The networking giant admitted that the vulnerability is due to the “insufficient enforcement” of the two-way certificate validation process by the Cisco-hosted binary server.
This means that a remote attacker could not only retrieve the firmware from a Cisco-hosted binary server but also the server provider configuration hints file.
It explained the significance of this:
“The hints file contains IP addresses of the device's provisioned service provider Cisco Universal Small Cell RAN Management System. The binary images retrieved from the image distribution service could be decrypted by an attacker who has previously retrieved a valid key from the flash of a Cisco Universal Small Cell device.”
No workarounds are available for the flaw, which is given a CVSS score of five.
Any customers considering software upgrades as a result should first check out the Cisco Security Advisories and Responses archive to check their level of exposure and a suitable upgrade path.
“In all cases, customers should ensure that the devices to be upgraded contain sufficient memory and confirm that current hardware and software configurations will continue to be supported properly by the new release,” the advisory added.

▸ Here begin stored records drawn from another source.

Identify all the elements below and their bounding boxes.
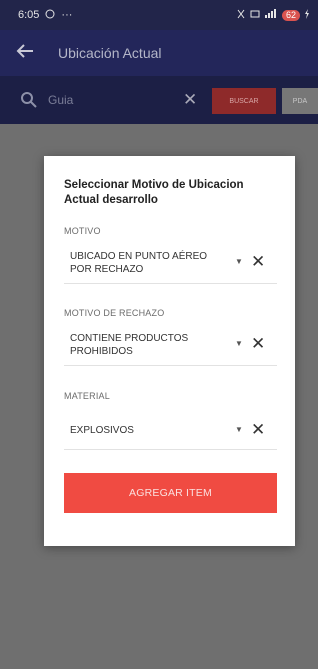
motivo-rechazo-select[interactable]: CONTIENE PRODUCTOS PROHIBIDOS ▼ ✕ bbox=[64, 324, 277, 366]
material-value: EXPLOSIVOS bbox=[70, 425, 134, 436]
motivo-rechazo-value: CONTIENE PRODUCTOS PROHIBIDOS bbox=[70, 333, 189, 357]
clear-motivo-icon[interactable]: ✕ bbox=[251, 253, 265, 270]
add-item-button[interactable]: AGREGAR ITEM bbox=[64, 473, 277, 513]
material-select[interactable]: EXPLOSIVOS ▼ ✕ bbox=[64, 408, 277, 450]
back-arrow-icon[interactable] bbox=[16, 43, 40, 63]
more-notifications: ··· bbox=[61, 9, 73, 21]
app-bar: Ubicación Actual bbox=[0, 30, 318, 76]
dialog-title: Seleccionar Motivo de Ubicacion Actual d… bbox=[64, 179, 244, 206]
motivo-label: MOTIVO bbox=[64, 226, 101, 236]
select-reason-dialog: Seleccionar Motivo de Ubicacion Actual d… bbox=[44, 156, 295, 546]
clear-motivo-rechazo-icon[interactable]: ✕ bbox=[251, 335, 265, 352]
clear-search-icon[interactable]: ✕ bbox=[183, 91, 197, 108]
battery-icon: 62 bbox=[281, 9, 300, 21]
clock: 6:05 bbox=[18, 9, 40, 21]
buscar-button[interactable]: BUSCAR bbox=[212, 88, 276, 114]
motivo-rechazo-label: MOTIVO DE RECHAZO bbox=[64, 308, 165, 318]
clear-material-icon[interactable]: ✕ bbox=[251, 421, 265, 438]
material-label: MATERIAL bbox=[64, 391, 110, 401]
dropdown-arrow-icon[interactable]: ▼ bbox=[235, 425, 243, 434]
charging-icon bbox=[304, 8, 310, 22]
pda-button[interactable]: PDA bbox=[282, 88, 318, 114]
dropdown-arrow-icon[interactable]: ▼ bbox=[235, 339, 243, 348]
search-input[interactable]: Guia bbox=[48, 93, 168, 107]
motivo-select[interactable]: UBICADO EN PUNTO AÉREO POR RECHAZO ▼ ✕ bbox=[64, 242, 277, 284]
dropdown-arrow-icon[interactable]: ▼ bbox=[235, 257, 243, 266]
sim-icon bbox=[250, 9, 260, 22]
signal-icon bbox=[264, 8, 278, 22]
whatsapp-icon bbox=[45, 9, 55, 22]
search-icon bbox=[20, 91, 38, 109]
motivo-value: UBICADO EN PUNTO AÉREO POR RECHAZO bbox=[70, 251, 208, 275]
status-bar: 6:05 ··· 62 bbox=[0, 0, 318, 30]
phone-screen: 6:05 ··· 62 Ubicación Actual Guia ✕ BUSC… bbox=[0, 0, 318, 669]
alarm-icon bbox=[236, 9, 246, 22]
page-title: Ubicación Actual bbox=[58, 45, 162, 61]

“If the information is not clear, customers are advised to contact the Cisco Technical Assistance Center (TAC) or their contracted maintenance providers.”
Vulnerabilities at the firmware level appear to be an increasingly popular target for hackers and researchers alike.
FireEye warned last September of SYNful Knock, a “stealthy modification” of the firm’s router firmware which could lay hidden for months or years – giving attackers persistence and a sweeping view of data traveling in and out of an affected network.
Charlie Miller and Chris Valasek famously exploited deficiencies in firmware certificate security to remotely hack a Cherokee Jeep, allowing them to control the steering and brakes in a widely publicized piece of research debuted at Black Hat last year.
More recently, Juniper Networks was forced to issue an emergency advisory after backdoor code was found in ScreenOS software running on some of its firewalls.